Who are intersex people?
Who are intersex people ?
Intersex is an umbrella term for the experience of being born with a body that does not meet the societal expectation of male or female. We are individuals born with sex characteristics that are either female and male at the same time or not quite female or male or neither female or male. Our sex characteristics and bodies are healthy variations of the human sexes.
Innate variations of sex characteristics can be manyfold: inner and/or outer genitalia, chromosomes and/or the hormonal structure may not match societal and medical expectations, as may other sex characteristics like muscle mass, hair distribution or stature, to name but a few. Although we are born with variations of sex characteristics, they might not be visible at birth. Intersex bodies can present themselves as intersex prenatally, at birth, during childhood, in puberty or in adulthood. A person may realize being intersex at a very early age or later on in life. Depending on the life circumstances and the specific body some intersex people even might never know that they are intersex. If you are intersex you may have, or have had, some of the following experiences:
Being surgically and medically treated during childhood, adolescence and/or adulthood; you have been told that the reason for the treatment is related to your bodily diversity; you have been diagnosed with a diagnose related to “disorder/differences of sex development” (DSD) or another older diagnose refering to intersexuality or hermaphroditism; you may or have/had experience that people harass you on the grounds of your bodily diversity. What issues do intersex people face ?

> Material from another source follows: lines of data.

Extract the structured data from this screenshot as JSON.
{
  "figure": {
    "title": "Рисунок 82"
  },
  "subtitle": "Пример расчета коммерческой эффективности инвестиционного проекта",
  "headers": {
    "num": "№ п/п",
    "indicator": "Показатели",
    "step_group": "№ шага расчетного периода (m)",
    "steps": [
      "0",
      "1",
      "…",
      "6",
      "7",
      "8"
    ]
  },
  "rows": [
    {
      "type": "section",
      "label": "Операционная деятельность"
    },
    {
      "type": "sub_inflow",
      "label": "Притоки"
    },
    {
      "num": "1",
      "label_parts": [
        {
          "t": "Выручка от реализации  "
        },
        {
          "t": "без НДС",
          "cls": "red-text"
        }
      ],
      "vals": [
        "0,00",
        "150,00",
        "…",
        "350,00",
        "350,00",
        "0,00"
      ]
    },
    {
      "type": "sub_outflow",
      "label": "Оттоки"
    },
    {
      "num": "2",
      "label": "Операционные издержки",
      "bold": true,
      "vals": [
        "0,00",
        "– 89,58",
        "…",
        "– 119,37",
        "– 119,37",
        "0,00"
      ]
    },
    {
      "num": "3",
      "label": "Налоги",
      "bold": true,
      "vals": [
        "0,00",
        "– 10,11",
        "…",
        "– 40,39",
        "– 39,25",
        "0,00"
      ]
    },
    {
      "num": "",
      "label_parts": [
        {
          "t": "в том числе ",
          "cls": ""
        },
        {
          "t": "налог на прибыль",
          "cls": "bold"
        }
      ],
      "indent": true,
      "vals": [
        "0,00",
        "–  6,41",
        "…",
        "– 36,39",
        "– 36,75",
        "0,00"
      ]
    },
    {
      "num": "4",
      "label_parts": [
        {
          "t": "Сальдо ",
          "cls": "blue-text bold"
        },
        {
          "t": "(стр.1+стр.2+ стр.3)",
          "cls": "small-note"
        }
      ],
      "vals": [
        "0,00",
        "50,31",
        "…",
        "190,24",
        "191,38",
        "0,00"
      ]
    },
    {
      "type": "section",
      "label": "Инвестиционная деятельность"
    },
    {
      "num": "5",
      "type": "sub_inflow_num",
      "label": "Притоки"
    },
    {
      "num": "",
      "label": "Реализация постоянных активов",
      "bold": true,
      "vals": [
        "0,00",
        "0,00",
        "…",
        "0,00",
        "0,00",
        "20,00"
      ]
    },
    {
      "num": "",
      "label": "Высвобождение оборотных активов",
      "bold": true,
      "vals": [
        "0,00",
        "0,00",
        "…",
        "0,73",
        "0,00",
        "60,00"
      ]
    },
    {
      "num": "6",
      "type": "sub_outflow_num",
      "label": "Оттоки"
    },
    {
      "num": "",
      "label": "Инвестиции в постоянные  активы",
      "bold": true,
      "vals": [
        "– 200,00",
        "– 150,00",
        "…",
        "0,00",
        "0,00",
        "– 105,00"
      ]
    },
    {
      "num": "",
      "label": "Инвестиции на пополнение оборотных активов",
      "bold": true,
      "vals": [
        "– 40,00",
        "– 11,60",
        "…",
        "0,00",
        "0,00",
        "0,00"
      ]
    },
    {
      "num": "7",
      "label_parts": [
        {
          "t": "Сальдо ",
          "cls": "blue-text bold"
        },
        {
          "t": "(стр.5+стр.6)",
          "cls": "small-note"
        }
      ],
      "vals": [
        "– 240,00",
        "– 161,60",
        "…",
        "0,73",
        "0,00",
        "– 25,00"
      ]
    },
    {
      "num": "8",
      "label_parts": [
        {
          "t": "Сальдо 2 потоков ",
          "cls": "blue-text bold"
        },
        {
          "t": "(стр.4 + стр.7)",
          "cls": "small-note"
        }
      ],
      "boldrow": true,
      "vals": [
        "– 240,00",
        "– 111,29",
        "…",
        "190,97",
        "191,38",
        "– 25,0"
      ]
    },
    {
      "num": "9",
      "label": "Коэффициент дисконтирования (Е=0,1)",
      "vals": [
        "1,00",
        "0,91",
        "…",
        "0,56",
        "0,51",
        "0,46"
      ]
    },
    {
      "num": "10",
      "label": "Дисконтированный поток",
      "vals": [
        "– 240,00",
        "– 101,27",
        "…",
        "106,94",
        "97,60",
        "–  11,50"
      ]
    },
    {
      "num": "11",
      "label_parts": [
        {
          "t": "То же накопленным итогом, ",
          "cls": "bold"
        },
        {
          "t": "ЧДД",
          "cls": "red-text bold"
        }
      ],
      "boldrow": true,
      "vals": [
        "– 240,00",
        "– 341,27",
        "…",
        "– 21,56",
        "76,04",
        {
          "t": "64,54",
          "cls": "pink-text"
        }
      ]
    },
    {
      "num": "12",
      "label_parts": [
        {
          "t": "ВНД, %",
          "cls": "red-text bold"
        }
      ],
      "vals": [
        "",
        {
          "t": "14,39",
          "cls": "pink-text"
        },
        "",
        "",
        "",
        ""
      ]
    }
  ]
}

Intersex people all over Europe face severe breaches of their human rights, including pathologisation of their bodies, medical interventions without personal, prior, persistent and fully informed consent, violation of their physical integrity, psychological trauma, invisibilisation, stigma, structural and verbal discrimination, harassment, lack of access to relevant or/and needed medication and lack of legal recognition. This can lead to follow-up surgeries, life-long hormonal treatment and health imparements as well as to high risk of becoming a school drop-out, leading to inadequate education, broken carreers and poverty (including homelessness) due to pathologisation and related trauma, a disturbed family life due to taboo and medicalisation, lack of self-esteem and a high risk of becoming suicidal.